We live in an age of information overload and it becomes more and more difficult every day to keep up with emails received. If you send a large amount of emails you expect responses from them. Your company may make available to you tools you can utilize to better manage emails including return receipts, blocking of ability to forward to others, setting up group emails and blocking the option to print or copy.
Most companies have policies regarding the use of company computers for personal use. Whether there is a policy or not, be very careful about what you send out. There should be no expectation of privacy as emails, texts and other communication on company property is owned by your employer.
Violations of ethics policies, sending inappropriate messages, forwarding inappropriate pictures, viewing pornographic materials, threatening people and making sexual or racial comments will eventually be discovered. It will also most often result in disciplinary actions up to and including termination from your job over it.
Many companies offer training in writing effective letters, emails and other forms of communication. In order to improve your skills take advantage of any seminars or training classes available.
Emails came on the scene in the early 1990s and now are one of the most used methods of communication in the world. Email is less intrusive than a phone call and is convenient and fast. It has changed the way we operate as it allows for doing business from just about anywhere.

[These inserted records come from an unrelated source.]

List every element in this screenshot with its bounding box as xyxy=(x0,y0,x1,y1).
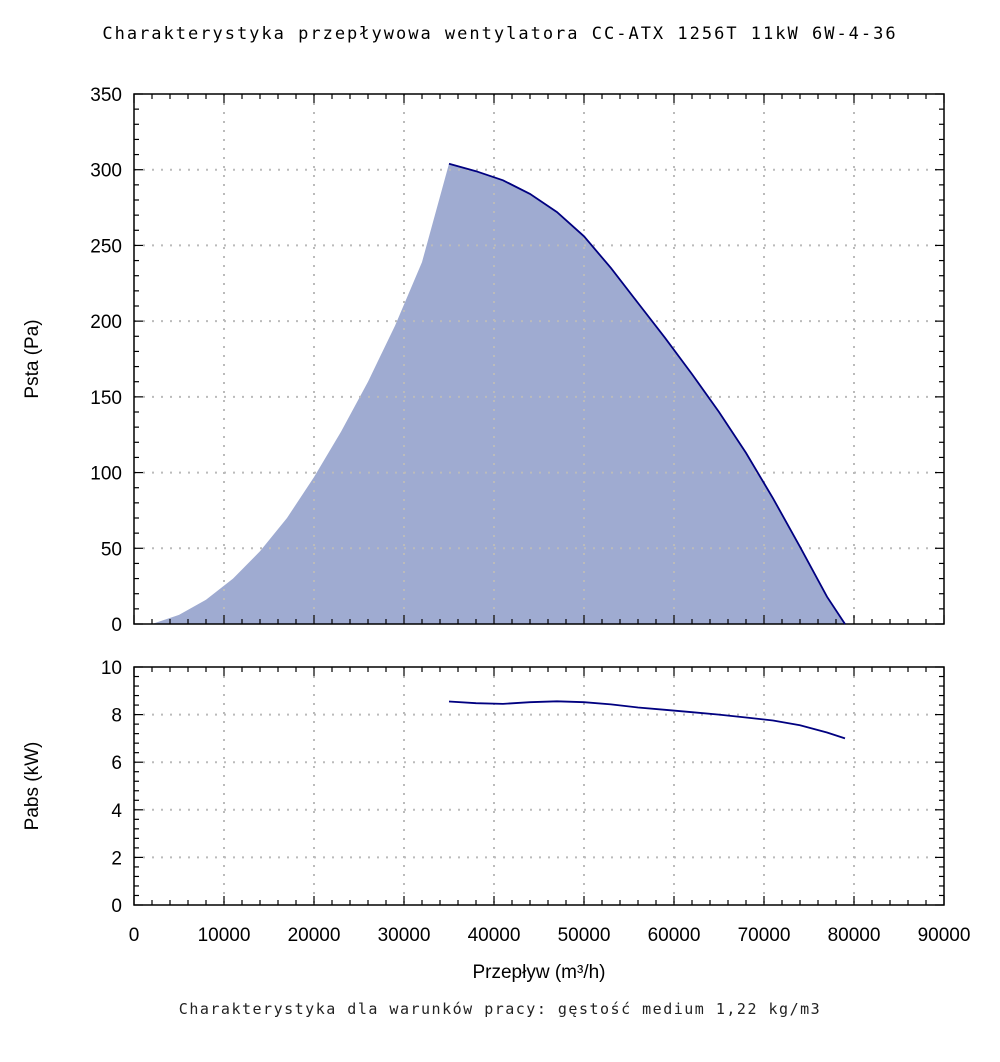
power-y-tick-label: 0 xyxy=(111,896,122,917)
x-tick-label: 30000 xyxy=(378,925,431,946)
pressure-y-tick-label: 150 xyxy=(90,388,122,409)
pressure-plot-frame xyxy=(133,93,945,625)
power-series-line xyxy=(448,700,846,740)
pressure-y-tick-label: 50 xyxy=(101,539,122,560)
pressure-series-line xyxy=(448,162,846,625)
pressure-y-tick-label: 350 xyxy=(90,85,122,106)
power-y-tick-label: 2 xyxy=(111,848,122,869)
x-axis-label: Przepływ (m³/h) xyxy=(472,962,605,983)
x-tick-label: 20000 xyxy=(288,925,341,946)
chart-title: Charakterystyka przepływowa wentylatora … xyxy=(102,24,898,44)
x-tick-label: 0 xyxy=(129,925,140,946)
x-tick-label: 60000 xyxy=(648,925,701,946)
x-tick-label: 10000 xyxy=(198,925,251,946)
pressure-y-tick-label: 200 xyxy=(90,312,122,333)
power-y-tick-label: 10 xyxy=(101,658,122,679)
pressure-y-axis-label: Psta (Pa) xyxy=(22,319,43,398)
pressure-y-tick-label: 100 xyxy=(90,464,122,485)
operating-conditions-note: Charakterystyka dla warunków pracy: gęst… xyxy=(178,1000,822,1018)
x-tick-label: 40000 xyxy=(468,925,521,946)
operating-area-fill xyxy=(152,163,845,624)
pressure-y-tick-label: 0 xyxy=(111,615,122,636)
power-y-tick-label: 6 xyxy=(111,753,122,774)
power-y-tick-label: 4 xyxy=(111,801,122,822)
pressure-y-tick-label: 250 xyxy=(90,236,122,257)
pressure-y-tick-label: 300 xyxy=(90,161,122,182)
power-y-tick-label: 8 xyxy=(111,706,122,727)
power-y-axis-label: Pabs (kW) xyxy=(22,742,43,831)
x-tick-label: 80000 xyxy=(828,925,881,946)
power-plot-frame xyxy=(133,666,945,906)
x-tick-label: 50000 xyxy=(558,925,611,946)
x-tick-label: 90000 xyxy=(918,925,971,946)
x-tick-label: 70000 xyxy=(738,925,791,946)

According to a survey conducted by McKinsey Global Institute more than a quarter of the average worker’s day is spent answering and reading emails. It further reports that email is the second-most time consuming activity for workers next to “role-specific tasks.”
Use continues to grow in personal and business applications. Make a conscious decision to use emails wisely and in the best possible taste.
Following are some tips to help you mange the use of emails.
1. Set aside time to read and respond to emails.
2. Control your inbox by taking action immediately.
3. Delete all unnecessary emails.
4. Organize your inbox with labels, folders and categories.
5. Unsubscribe from sources of unwanted promotional emails.
6. Use the feature “Mark as Unread.”
7. Be precise with your words.
8. Keep messages clear, brief and to the point.
9. Ensure your subject line is accurate.
10. Avoid informal language. Be professional.
11. Keep in mind that your sent email could be forwarded to others.
12. Do not “Reply to All” when responding to sender unless instructed to do so.
13. Do not use all caps. It is like shouting and is considered rude.
14. Ensure grammatical accuracy. It is a representation of you.
15. Proof read your email before sending. Do not depend on “spell check.”
16. Use “cc” and “bcc” sparingly and only when needed.
17. Respond promptly.
18. Be polite. Choose your words wisely.
19. Re-read your email before pressing “send.”
20. Ensure that an email is the best way to communicate your message. Sometimes a phone call or “face-to-face” discussion is best.